Il pane è un prodotto ottenuto principalmente dall’impasto di sfarinati di cereali, acqua e lievito. Una volta lievitato, l’impasto viene messo in forno solitamente alla temperatura di 250 °C. Come sappiamo, alle alte temperature le proteine si denaturano, e ciò accade anche alle proteine del pane, che contribuiscono a definire forma e volume di questo alimento.

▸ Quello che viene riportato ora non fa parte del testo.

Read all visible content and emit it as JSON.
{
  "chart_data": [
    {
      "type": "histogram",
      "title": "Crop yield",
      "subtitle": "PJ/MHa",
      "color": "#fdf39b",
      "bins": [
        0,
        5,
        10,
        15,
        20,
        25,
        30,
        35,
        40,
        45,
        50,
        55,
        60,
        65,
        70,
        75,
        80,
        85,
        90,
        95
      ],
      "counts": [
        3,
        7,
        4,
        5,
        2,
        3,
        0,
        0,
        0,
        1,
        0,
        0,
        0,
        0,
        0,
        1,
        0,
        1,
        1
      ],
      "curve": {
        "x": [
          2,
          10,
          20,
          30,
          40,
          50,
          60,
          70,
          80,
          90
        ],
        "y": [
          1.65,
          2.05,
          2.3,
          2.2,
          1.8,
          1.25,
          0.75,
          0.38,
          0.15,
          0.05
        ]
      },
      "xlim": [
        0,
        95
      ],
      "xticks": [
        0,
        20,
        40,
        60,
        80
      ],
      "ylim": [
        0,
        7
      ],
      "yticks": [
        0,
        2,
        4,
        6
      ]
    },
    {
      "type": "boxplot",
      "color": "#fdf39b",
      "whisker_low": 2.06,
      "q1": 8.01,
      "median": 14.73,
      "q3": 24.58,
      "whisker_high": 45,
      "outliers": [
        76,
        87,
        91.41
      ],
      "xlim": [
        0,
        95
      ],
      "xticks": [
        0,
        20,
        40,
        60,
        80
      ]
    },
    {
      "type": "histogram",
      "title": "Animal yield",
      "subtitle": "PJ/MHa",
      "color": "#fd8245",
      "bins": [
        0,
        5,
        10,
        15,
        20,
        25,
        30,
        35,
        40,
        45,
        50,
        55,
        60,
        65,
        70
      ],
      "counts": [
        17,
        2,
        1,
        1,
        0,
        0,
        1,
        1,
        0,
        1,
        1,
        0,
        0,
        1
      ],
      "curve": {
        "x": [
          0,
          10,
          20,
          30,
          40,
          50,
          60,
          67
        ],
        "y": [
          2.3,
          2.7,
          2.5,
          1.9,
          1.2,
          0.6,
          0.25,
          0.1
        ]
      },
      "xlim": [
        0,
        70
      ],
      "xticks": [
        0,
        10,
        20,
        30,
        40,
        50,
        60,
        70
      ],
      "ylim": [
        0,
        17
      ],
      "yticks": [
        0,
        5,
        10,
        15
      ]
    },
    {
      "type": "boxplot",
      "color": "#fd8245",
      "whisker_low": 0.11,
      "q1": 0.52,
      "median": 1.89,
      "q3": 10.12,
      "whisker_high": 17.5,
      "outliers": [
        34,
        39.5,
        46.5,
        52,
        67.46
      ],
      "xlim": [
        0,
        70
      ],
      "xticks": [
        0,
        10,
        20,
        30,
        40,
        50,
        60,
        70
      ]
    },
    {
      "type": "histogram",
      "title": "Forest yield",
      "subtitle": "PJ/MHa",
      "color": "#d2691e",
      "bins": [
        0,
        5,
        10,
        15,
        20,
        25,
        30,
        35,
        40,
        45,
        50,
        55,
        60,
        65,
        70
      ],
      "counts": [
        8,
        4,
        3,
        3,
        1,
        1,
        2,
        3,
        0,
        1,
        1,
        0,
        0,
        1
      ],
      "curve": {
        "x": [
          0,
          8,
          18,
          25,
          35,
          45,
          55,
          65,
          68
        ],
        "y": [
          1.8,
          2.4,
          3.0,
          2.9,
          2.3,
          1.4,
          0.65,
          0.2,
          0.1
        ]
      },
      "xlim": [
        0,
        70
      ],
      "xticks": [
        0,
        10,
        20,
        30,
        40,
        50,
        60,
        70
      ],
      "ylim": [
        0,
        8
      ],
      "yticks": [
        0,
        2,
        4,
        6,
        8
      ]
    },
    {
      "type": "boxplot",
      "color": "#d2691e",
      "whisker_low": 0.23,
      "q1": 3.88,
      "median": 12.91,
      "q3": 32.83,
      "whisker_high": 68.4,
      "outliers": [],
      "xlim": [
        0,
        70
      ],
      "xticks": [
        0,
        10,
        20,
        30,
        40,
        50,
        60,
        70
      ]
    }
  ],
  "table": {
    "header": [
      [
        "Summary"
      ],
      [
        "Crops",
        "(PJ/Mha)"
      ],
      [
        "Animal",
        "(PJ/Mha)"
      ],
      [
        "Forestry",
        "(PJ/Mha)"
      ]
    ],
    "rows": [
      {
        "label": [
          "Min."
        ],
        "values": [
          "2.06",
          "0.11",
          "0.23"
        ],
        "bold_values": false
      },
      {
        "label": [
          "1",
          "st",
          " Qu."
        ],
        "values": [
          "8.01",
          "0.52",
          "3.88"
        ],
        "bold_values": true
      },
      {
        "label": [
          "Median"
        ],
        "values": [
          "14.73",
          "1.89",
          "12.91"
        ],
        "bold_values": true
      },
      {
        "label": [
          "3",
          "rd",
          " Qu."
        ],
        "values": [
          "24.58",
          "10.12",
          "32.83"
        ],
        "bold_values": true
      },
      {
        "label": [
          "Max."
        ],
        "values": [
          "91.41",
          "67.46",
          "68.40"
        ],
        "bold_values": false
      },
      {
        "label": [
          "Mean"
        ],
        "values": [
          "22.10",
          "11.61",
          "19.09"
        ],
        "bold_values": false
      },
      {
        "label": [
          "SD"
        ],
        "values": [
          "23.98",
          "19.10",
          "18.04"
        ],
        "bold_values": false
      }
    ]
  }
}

Il volume di un pane in cottura aumenta inizialmente per effetto dell’alta temperatura sull’anidride carbonica contenuta nell’impasto, prodotta dalla fermentazione. Con il caldo il gas tende a espandersi, facendo così “gonfiare il pane”. A circa 70 °C le bollicine contenute nell’impasto scoppiano, anche a causa dell’aumento dell’umidità interna (a quella temperatura, infatti, si intensifica l’evaporazione dell’acqua). La loro rottura determina la formazione di un vero e proprio reticolo che sosterrà la struttura del pane.

Durante il processo di cottura la crosta raggiunge i 250 °C: questa temperatura consente l’innescarsi della reazione di Maillard, che determina la doratura superficiale.

La mollica raggiunge invece una temperatura di circa 90 °C: già a 70 °C l’amido contenuto nel pane si trasforma in un gel, le proteine cominciano a irrigidirsi e gli eventuali grassi fondono nell’impasto.